Son ton devient plus léger, et je tente de suivre son exemple, même si un sentiment d'impuissance commence à m'envahir.
- Ça ne me surprend pas... je réponds en soupirant.
Margaret se met à explorer mes quartiers, ses yeux pétillant de curiosité alors qu'elle passe du salon à la chambre, puis à la salle de bain.
- Oh là là, mais c'est ça vos quartiers, Madame la Duchesse ? s'exclame-t-elle en riant, son rire cristallin remplissant l'espace.
Je ne peux m'empêcher de rire avec elle, heureuse de la retrouver ainsi.
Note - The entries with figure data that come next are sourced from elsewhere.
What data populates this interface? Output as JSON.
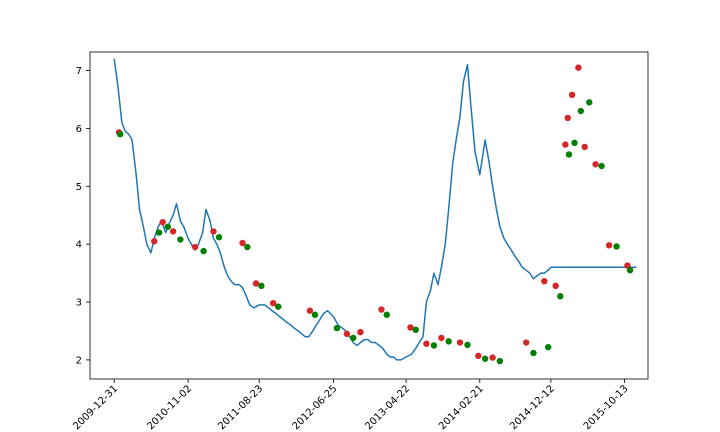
{
  "chart_data": {
    "type": "line",
    "title": "",
    "xlabel": "",
    "ylabel": "",
    "x_range": [
      "2009-09-22",
      "2016-01-18"
    ],
    "ylim": [
      1.67,
      7.32
    ],
    "grid": false,
    "line_color": "#1f77b4",
    "buy_color": "#008000",
    "sell_color": "#d62728",
    "x_tick_labels": [
      "2009-12-31",
      "2010-11-02",
      "2011-08-23",
      "2012-06-25",
      "2013-04-22",
      "2014-02-21",
      "2014-12-12",
      "2015-10-13"
    ],
    "y_tick_labels": [
      "2",
      "3",
      "4",
      "5",
      "6",
      "7"
    ],
    "y_ticks": [
      2,
      3,
      4,
      5,
      6,
      7
    ],
    "series": [
      {
        "kind": "line",
        "x": [
          "2009-12-31",
          "2010-01-15",
          "2010-02-01",
          "2010-02-15",
          "2010-03-01",
          "2010-03-15",
          "2010-04-01",
          "2010-04-15",
          "2010-05-01",
          "2010-05-15",
          "2010-06-01",
          "2010-06-15",
          "2010-07-01",
          "2010-07-15",
          "2010-08-01",
          "2010-08-15",
          "2010-09-01",
          "2010-09-15",
          "2010-10-01",
          "2010-10-15",
          "2010-11-02",
          "2010-11-15",
          "2010-12-01",
          "2010-12-15",
          "2011-01-01",
          "2011-01-15",
          "2011-02-01",
          "2011-02-15",
          "2011-03-01",
          "2011-03-15",
          "2011-04-01",
          "2011-04-15",
          "2011-05-01",
          "2011-05-15",
          "2011-06-01",
          "2011-06-15",
          "2011-07-01",
          "2011-07-15",
          "2011-08-01",
          "2011-08-23",
          "2011-09-15",
          "2011-10-01",
          "2011-10-15",
          "2011-11-01",
          "2011-11-15",
          "2011-12-01",
          "2011-12-15",
          "2012-01-01",
          "2012-01-15",
          "2012-02-01",
          "2012-02-15",
          "2012-03-01",
          "2012-03-15",
          "2012-04-01",
          "2012-04-15",
          "2012-05-01",
          "2012-05-15",
          "2012-06-01",
          "2012-06-25",
          "2012-07-15",
          "2012-08-01",
          "2012-08-15",
          "2012-09-01",
          "2012-09-15",
          "2012-10-01",
          "2012-10-15",
          "2012-11-01",
          "2012-11-15",
          "2012-12-01",
          "2012-12-15",
          "2013-01-01",
          "2013-01-15",
          "2013-02-01",
          "2013-02-15",
          "2013-03-01",
          "2013-03-15",
          "2013-04-01",
          "2013-04-22",
          "2013-05-15",
          "2013-06-01",
          "2013-06-15",
          "2013-07-01",
          "2013-07-15",
          "2013-08-01",
          "2013-08-15",
          "2013-09-01",
          "2013-09-15",
          "2013-10-01",
          "2013-10-15",
          "2013-11-01",
          "2013-11-15",
          "2013-12-01",
          "2013-12-15",
          "2014-01-01",
          "2014-01-15",
          "2014-02-01",
          "2014-02-21",
          "2014-03-15",
          "2014-04-01",
          "2014-04-15",
          "2014-05-01",
          "2014-05-15",
          "2014-06-01",
          "2014-06-15",
          "2014-07-01",
          "2014-07-15",
          "2014-08-01",
          "2014-08-15",
          "2014-09-01",
          "2014-09-15",
          "2014-10-01",
          "2014-10-15",
          "2014-11-01",
          "2014-11-15",
          "2014-12-01",
          "2014-12-12",
          "2015-01-01",
          "2015-01-15",
          "2015-02-01",
          "2015-02-15",
          "2015-03-01",
          "2015-03-15",
          "2015-04-01",
          "2015-04-15",
          "2015-05-01",
          "2015-05-15",
          "2015-06-01",
          "2015-06-15",
          "2015-07-01",
          "2015-07-15",
          "2015-08-01",
          "2015-08-15",
          "2015-09-01",
          "2015-09-15",
          "2015-10-01",
          "2015-10-13",
          "2015-11-01",
          "2015-11-15",
          "2015-12-01"
        ],
        "y": [
          7.2,
          6.75,
          6.1,
          5.95,
          5.9,
          5.8,
          5.2,
          4.6,
          4.3,
          4.0,
          3.85,
          4.1,
          4.3,
          4.4,
          4.2,
          4.35,
          4.5,
          4.7,
          4.4,
          4.3,
          4.1,
          4.0,
          3.9,
          4.0,
          4.2,
          4.6,
          4.4,
          4.1,
          4.0,
          3.85,
          3.6,
          3.45,
          3.35,
          3.3,
          3.3,
          3.25,
          3.1,
          2.95,
          2.9,
          2.95,
          2.95,
          2.9,
          2.85,
          2.8,
          2.75,
          2.7,
          2.65,
          2.6,
          2.55,
          2.5,
          2.45,
          2.4,
          2.4,
          2.5,
          2.6,
          2.7,
          2.8,
          2.85,
          2.75,
          2.6,
          2.55,
          2.5,
          2.4,
          2.3,
          2.25,
          2.3,
          2.35,
          2.35,
          2.3,
          2.3,
          2.25,
          2.2,
          2.1,
          2.05,
          2.05,
          2.0,
          2.0,
          2.05,
          2.1,
          2.2,
          2.3,
          2.4,
          3.0,
          3.2,
          3.5,
          3.3,
          3.6,
          4.0,
          4.6,
          5.4,
          5.8,
          6.2,
          6.8,
          7.1,
          6.4,
          5.6,
          5.2,
          5.8,
          5.4,
          5.0,
          4.6,
          4.3,
          4.1,
          4.0,
          3.9,
          3.8,
          3.7,
          3.6,
          3.55,
          3.5,
          3.4,
          3.45,
          3.5,
          3.5,
          3.55,
          3.6,
          3.6,
          3.6,
          3.6,
          3.6,
          3.6,
          3.6,
          3.6,
          3.6,
          3.6,
          3.6,
          3.6,
          3.6,
          3.6,
          3.6,
          3.6,
          3.6,
          3.6,
          3.6,
          3.6,
          3.6,
          3.6,
          3.6,
          3.6
        ]
      },
      {
        "kind": "scatter",
        "name": "",
        "role": "sell",
        "x": [
          "2010-01-20",
          "2010-06-15",
          "2010-07-20",
          "2010-09-01",
          "2010-12-01",
          "2011-02-15",
          "2011-06-15",
          "2011-08-10",
          "2011-10-20",
          "2012-03-20",
          "2012-08-20",
          "2012-10-15",
          "2013-01-10",
          "2013-05-10",
          "2013-07-15",
          "2013-09-15",
          "2013-12-01",
          "2014-02-15",
          "2014-04-15",
          "2014-09-01",
          "2014-11-15",
          "2015-01-01",
          "2015-02-10",
          "2015-02-20",
          "2015-03-10",
          "2015-04-05",
          "2015-05-01",
          "2015-06-15",
          "2015-08-10",
          "2015-10-25"
        ],
        "y": [
          5.93,
          4.05,
          4.38,
          4.22,
          3.95,
          4.22,
          4.02,
          3.32,
          2.98,
          2.85,
          2.45,
          2.48,
          2.87,
          2.56,
          2.28,
          2.38,
          2.3,
          2.07,
          2.04,
          2.3,
          3.36,
          3.28,
          5.72,
          6.18,
          6.58,
          7.05,
          5.68,
          5.38,
          3.98,
          3.63
        ]
      },
      {
        "kind": "scatter",
        "name": "",
        "role": "buy",
        "x": [
          "2010-01-25",
          "2010-07-05",
          "2010-08-10",
          "2010-10-01",
          "2011-01-05",
          "2011-03-10",
          "2011-07-05",
          "2011-09-01",
          "2011-11-10",
          "2012-04-10",
          "2012-07-10",
          "2012-09-15",
          "2013-02-01",
          "2013-06-01",
          "2013-08-15",
          "2013-10-15",
          "2014-01-01",
          "2014-03-15",
          "2014-05-15",
          "2014-10-01",
          "2014-12-01",
          "2015-01-20",
          "2015-02-25",
          "2015-03-20",
          "2015-04-15",
          "2015-05-20",
          "2015-07-10",
          "2015-09-10",
          "2015-11-05"
        ],
        "y": [
          5.9,
          4.2,
          4.3,
          4.08,
          3.88,
          4.12,
          3.95,
          3.28,
          2.92,
          2.78,
          2.55,
          2.38,
          2.78,
          2.52,
          2.25,
          2.32,
          2.26,
          2.02,
          1.98,
          2.12,
          2.22,
          3.1,
          5.55,
          5.75,
          6.3,
          6.45,
          5.35,
          3.96,
          3.55
        ]
      }
    ]
  }
}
- Tu veux venir t'installer avec moi ? On a dormi ensemble pendant tellement d'années, ça m'a manqué ! dis-je, essayant de capturer un morceau de notre passé partagé.
- C'est très tentant, répond-elle avec un clin d'œil complice, mais Sophia m'a déjà prévu une chambre. Bon, elle n'est pas aussi belle que la tienne, mais une chambre pour moi seule, que demander de plus !
Je sens mon cœur déborder de joie en entendant ses paroles. Elle est vraiment de retour dans ma vie.
- Je suis vraiment heureuse que tu restes avec nous, lui dis-je avec sincérité, mon cœur débordant de gratitude.
- Ton faë me l'a demandé, explique-t-elle. Il dit qu'il y a toujours du travail à faire dans le domaine et il est heureux que je reste avec toi... Elle marque une pause, son regard se posent sur ma valise. Et toi, tu restes ? Tu comptais partir ?
Une boule se forme dans ma gorge, les mots me manquent.
- Ce n'est pas MON faë et c'est... C'est compliqué, May... je réponds en détournant le regard, les émotions me submergeant. Aide-moi plutôt à défaire ma valise.